L’énergie NRF
Notre collaborateur Robert Kopp est de nouveau aux manettes de la série « Entretiens des Treilles » consacrée à la célèbre revue, et dont la nouvelle parution s’intéresse à la correspondance des premiers écrivains qui ont fait sa renommée.
Issu d’un colloque organisé en 2018 dans le cadre des entretiens de la Fondation des Treilles – où l’on s’était déjà penché sur la place de La Nouvelle Revue française dans la vie littéraire du xxe siècle et sur le trio Gide, Copeau, Schlumberger –, le riche ensemble qu’éditent aujourd’hui Robert Kopp et Peter Schnyder s’intéresse aux correspondances des auteurs de la première NRF : correspondances entre eux (principalement autour de Gide, qui tient, comme on peut s’y attendre, une place pivot : lettres entre Gide et Drouin, Gide et Ghéon, Gide et Schlumberger), mais aussi avec des écrivains sinon « extérieurs », du moins périphériques, tels que Jules Romains, Marcel Proust, Charles-Louis Philippe, ou encore Maurice Barrès.
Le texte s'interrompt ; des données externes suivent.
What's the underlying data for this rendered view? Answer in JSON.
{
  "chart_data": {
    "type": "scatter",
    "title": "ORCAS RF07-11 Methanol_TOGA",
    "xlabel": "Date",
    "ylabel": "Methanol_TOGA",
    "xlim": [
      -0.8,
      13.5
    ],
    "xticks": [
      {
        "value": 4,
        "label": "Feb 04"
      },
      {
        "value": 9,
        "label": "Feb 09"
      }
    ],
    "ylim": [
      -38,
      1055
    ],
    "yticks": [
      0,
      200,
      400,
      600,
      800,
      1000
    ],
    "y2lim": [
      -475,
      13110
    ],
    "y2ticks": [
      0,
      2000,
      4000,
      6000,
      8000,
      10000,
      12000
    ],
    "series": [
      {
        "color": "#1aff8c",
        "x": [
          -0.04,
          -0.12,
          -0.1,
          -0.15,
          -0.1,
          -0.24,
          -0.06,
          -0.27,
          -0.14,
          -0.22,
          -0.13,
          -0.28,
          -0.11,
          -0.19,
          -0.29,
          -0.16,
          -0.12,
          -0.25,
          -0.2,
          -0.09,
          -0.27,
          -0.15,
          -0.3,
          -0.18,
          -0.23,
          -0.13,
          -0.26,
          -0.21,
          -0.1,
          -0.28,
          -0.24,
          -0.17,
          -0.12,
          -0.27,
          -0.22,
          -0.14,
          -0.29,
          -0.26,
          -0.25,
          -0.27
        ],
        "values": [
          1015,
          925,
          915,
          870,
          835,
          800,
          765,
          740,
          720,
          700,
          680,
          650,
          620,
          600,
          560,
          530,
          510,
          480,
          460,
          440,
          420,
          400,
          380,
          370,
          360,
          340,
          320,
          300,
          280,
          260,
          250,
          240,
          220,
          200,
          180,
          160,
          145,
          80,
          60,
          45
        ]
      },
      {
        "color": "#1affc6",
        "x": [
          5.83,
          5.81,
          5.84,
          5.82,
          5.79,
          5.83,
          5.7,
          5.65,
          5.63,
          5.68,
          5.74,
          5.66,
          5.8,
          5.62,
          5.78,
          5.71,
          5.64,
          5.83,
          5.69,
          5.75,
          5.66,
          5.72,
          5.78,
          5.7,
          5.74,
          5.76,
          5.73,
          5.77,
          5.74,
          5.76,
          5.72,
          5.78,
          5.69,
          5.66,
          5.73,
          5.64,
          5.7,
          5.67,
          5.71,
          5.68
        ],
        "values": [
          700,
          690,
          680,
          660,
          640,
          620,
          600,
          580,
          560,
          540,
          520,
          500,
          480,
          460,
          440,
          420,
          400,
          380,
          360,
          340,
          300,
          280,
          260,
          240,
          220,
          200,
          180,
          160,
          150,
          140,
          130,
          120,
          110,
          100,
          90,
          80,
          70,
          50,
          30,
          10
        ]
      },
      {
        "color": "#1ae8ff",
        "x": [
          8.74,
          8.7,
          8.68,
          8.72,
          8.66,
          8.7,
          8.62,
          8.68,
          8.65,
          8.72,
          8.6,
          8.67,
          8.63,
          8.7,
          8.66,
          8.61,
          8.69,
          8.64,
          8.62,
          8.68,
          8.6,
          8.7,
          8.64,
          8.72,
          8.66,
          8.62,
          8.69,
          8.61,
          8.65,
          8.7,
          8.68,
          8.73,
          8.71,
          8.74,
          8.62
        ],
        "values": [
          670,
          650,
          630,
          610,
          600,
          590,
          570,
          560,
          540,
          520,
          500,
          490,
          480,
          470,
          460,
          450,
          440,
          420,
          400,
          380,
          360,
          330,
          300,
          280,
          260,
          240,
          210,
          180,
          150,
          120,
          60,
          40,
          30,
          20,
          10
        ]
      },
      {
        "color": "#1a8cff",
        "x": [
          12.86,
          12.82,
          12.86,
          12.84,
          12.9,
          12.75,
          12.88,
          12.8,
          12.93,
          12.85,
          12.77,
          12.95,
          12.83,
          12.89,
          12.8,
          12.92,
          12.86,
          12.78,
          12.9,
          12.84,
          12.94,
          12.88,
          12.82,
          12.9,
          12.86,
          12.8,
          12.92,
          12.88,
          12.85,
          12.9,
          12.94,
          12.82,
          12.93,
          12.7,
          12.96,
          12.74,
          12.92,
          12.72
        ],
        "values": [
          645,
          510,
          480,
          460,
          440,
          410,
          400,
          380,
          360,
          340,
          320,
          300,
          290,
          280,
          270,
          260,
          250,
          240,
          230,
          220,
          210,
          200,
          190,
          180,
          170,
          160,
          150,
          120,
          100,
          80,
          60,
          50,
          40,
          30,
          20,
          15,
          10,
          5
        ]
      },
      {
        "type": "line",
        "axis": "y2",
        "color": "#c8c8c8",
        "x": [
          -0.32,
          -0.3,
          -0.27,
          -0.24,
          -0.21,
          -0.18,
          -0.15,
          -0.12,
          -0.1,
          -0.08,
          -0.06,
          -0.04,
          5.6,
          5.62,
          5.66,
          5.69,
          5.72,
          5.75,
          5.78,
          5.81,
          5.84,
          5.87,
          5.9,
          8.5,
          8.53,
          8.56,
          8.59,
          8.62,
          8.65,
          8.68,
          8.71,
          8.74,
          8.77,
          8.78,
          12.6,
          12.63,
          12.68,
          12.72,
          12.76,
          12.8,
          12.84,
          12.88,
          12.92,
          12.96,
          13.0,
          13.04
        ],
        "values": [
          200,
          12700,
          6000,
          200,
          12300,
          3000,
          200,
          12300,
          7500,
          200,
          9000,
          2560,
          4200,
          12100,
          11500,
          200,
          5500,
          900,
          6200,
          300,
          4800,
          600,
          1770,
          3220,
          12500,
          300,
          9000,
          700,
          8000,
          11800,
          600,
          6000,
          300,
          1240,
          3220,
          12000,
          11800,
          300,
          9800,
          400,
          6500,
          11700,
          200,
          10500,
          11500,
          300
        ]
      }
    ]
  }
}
« La NRF aura offert à l’intelligence l’une de ses plus grandes fêtes, écrivent les éditeurs en introduction, les lettres qui accompagnent les textes méritent à leur tour notre attention – les unes complètent les autres, l’échafaudage de telle ou telle oeuvre qui a fait date devient visible. »
De fait, dans Un monde de lettres, on mesure à travers ces abondantes correspondances (celle de Jacques Copeau ne comporte pas moins de 6 000 missives !) analysées par les auteurs l’utilité que présentent les lettres pour la connaissance de l’histoire littéraire en général et celle de la NRF en particulier, qu’il s’agisse des questions pratiques et d’intendance (la recherche laborieuse des premiers abonnés, révélée dans les lettres de Schlumberger à sa femme) ou de la construction des oeuvres des uns et des autres, où l’objet « lettre » tient tout son rôle. « Il est notoire que pour beaucoup d’écrivains, rappelle Thomas Hunkeler dans son exposé sur NRF et Dada, leur correspondance a vocation à devenir ultérieurement oeuvre, tout comme le journal intime ou le carnet de notes. »
Il n’y a du reste pas que l’histoire littéraire qui soit concernée : les correspondances d’écrivains intéressent aussi celle des mentalités et l’histoire tout court, telles les lettres entre Jean et Suzanne Schlumberger qu’étudie Lucie Carlier sous l’angle de l’expression des sentiments et de la conjugalité. La seconde partie du volume contient un ensemble de 47 lettres entre ces deux époux, ainsi qu’un choix de 78 lettres entre Jean Schlumberger et Jacques Copeau.